Pulaski Tunnel Trail
This trail leads to a mine that was used as a sanctuary during the Great Fire of 1910.
Five miles outside of Wallace, Idaho, lies the Pulaski Tunnel Trail, named after Edward “Big Ed” Pulaski, the hero who led nearly his entire crew of 45 firefighters to safety during the Great Fire of 1910.
In 1910, a huge fire dominated north Idaho. Pulaski and his crew of 45 were on Striped Peak when the blaze erupted, and they knew they had to flee. Pulaski led his men to the Nicholson mine tunnel, where Big Ed ordered the firefighters into the mine shaft on August 20th.

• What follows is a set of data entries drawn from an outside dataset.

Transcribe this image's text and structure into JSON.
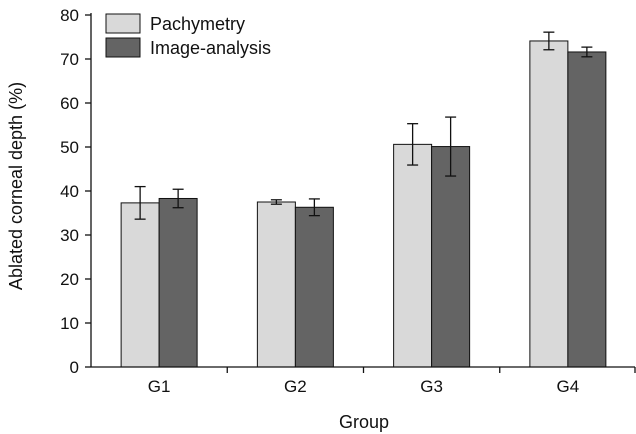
{
  "chart_data": {
    "type": "bar",
    "title": "",
    "xlabel": "Group",
    "ylabel": "Ablated corneal depth (%)",
    "categories": [
      "G1",
      "G2",
      "G3",
      "G4"
    ],
    "ylim": [
      0,
      80
    ],
    "yticks": [
      0,
      10,
      20,
      30,
      40,
      50,
      60,
      70,
      80
    ],
    "grid": false,
    "legend_position": "top-left",
    "series": [
      {
        "name": "Pachymetry",
        "color": "#d9d9d9",
        "values": [
          37.3,
          37.5,
          50.6,
          74.1
        ],
        "errors": [
          3.7,
          0.5,
          4.7,
          2.0
        ]
      },
      {
        "name": "Image-analysis",
        "color": "#646464",
        "values": [
          38.3,
          36.3,
          50.1,
          71.6
        ],
        "errors": [
          2.1,
          1.9,
          6.7,
          1.1
        ]
      }
    ]
  }
}
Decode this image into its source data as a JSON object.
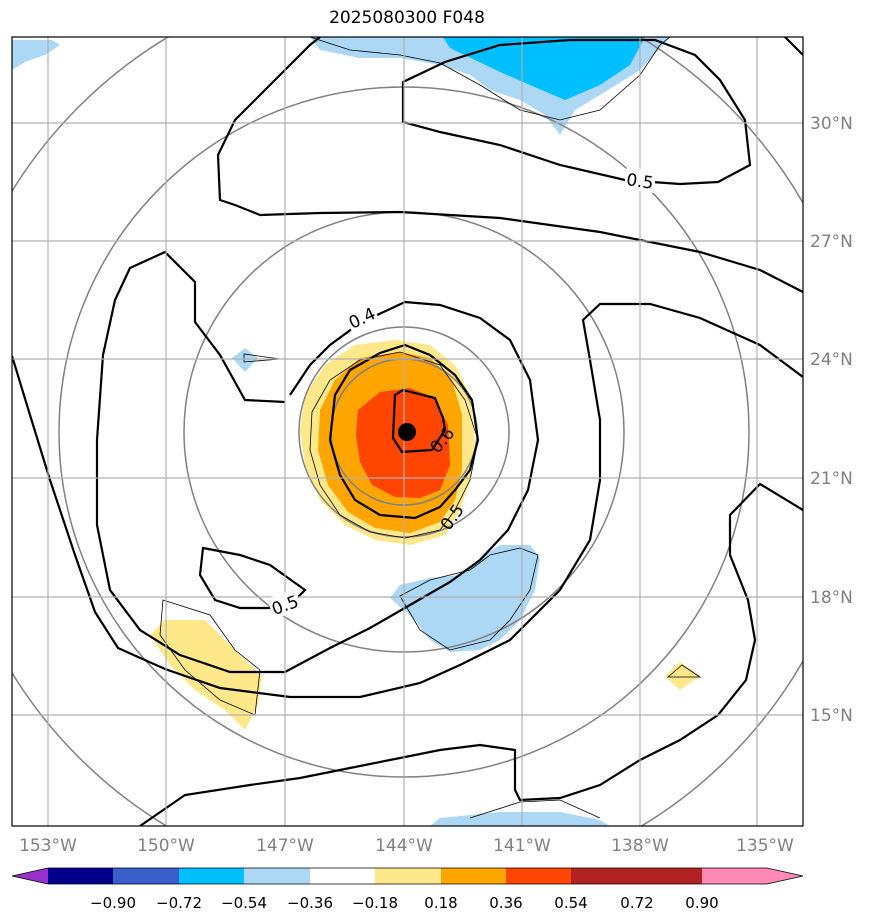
{
  "title": "2025080300 F048",
  "map": {
    "lon_labels": [
      "153°W",
      "150°W",
      "147°W",
      "144°W",
      "141°W",
      "138°W",
      "135°W"
    ],
    "lat_labels": [
      "30°N",
      "27°N",
      "24°N",
      "21°N",
      "18°N",
      "15°N"
    ],
    "label_color": "#808080",
    "grid_color": "#b0b0b0",
    "storm_center": {
      "lon": "144°W",
      "lat": "22.1°N"
    },
    "contour_labels": [
      {
        "text": "0.5",
        "rotate": 8
      },
      {
        "text": "0.4",
        "rotate": -25
      },
      {
        "text": "0.6",
        "rotate": -50
      },
      {
        "text": "0.5",
        "rotate": -55
      },
      {
        "text": "0.5",
        "rotate": -20
      }
    ]
  },
  "colorbar": {
    "tick_labels": [
      "−0.90",
      "−0.72",
      "−0.54",
      "−0.36",
      "−0.18",
      "0.18",
      "0.36",
      "0.54",
      "0.72",
      "0.90"
    ],
    "colors": [
      "#9932cc",
      "#00008b",
      "#3a5fcd",
      "#00bfff",
      "#add8f5",
      "#ffffff",
      "#ffe88a",
      "#ffa500",
      "#ff4500",
      "#b22222",
      "#ff88b4"
    ]
  }
}
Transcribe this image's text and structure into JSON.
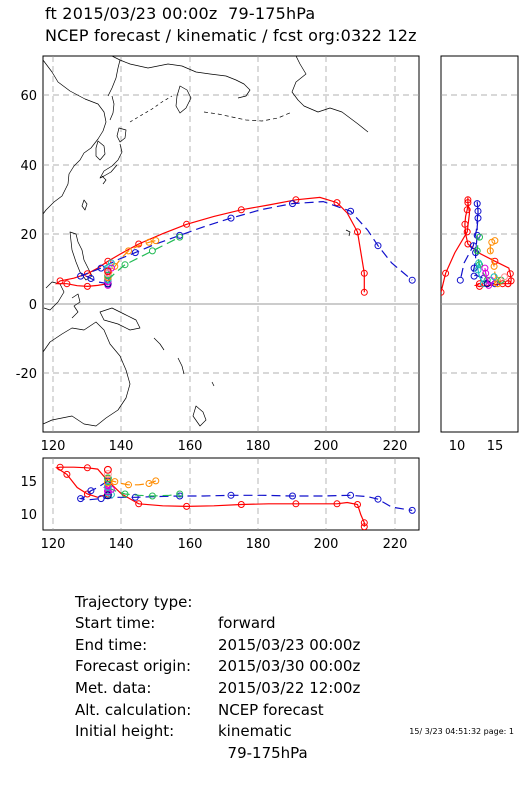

Pulaski told his crew to lie face down in order to have breathable air, rather than heavy smoke. At one point, a man tried to make a run for it, and Pulaski pulled his revolver on him and said, “The next man who tries to leave the tunnel I will shoot.” Naturally, the tunnel was a madhouse, but after about five hours the place had quieted down. Some men passed out, five of whom were never to wake again. The rest survived the blaze, thanks to the actions of “Big Ed.”
For decades, the tunnel’s location was lost. In 1979, archaeologist and historian Carl Ritchie was given the assignment to find the mine. After countless hours of research and exploring, he finally discovered its location outside Wallace. The community members raised funds to create a trail to the site, which includes informational signs along the way and a restored wooden gateway to the tunnel. Although it appears burnt and realistic, the arch was crafted after the fact to appear as if it successfully made it through the 1910 fire.
Know Before You Go
The trail is four miles there and back. It is moderately trafficked and dogs are allowed on leash. After hiking for two miles, you will be able to view the Nicholson mine. Although there is no maintained path to the mine entrance, it is possible to walk to it. There is also a metal gate within the mine, preventing people from entering.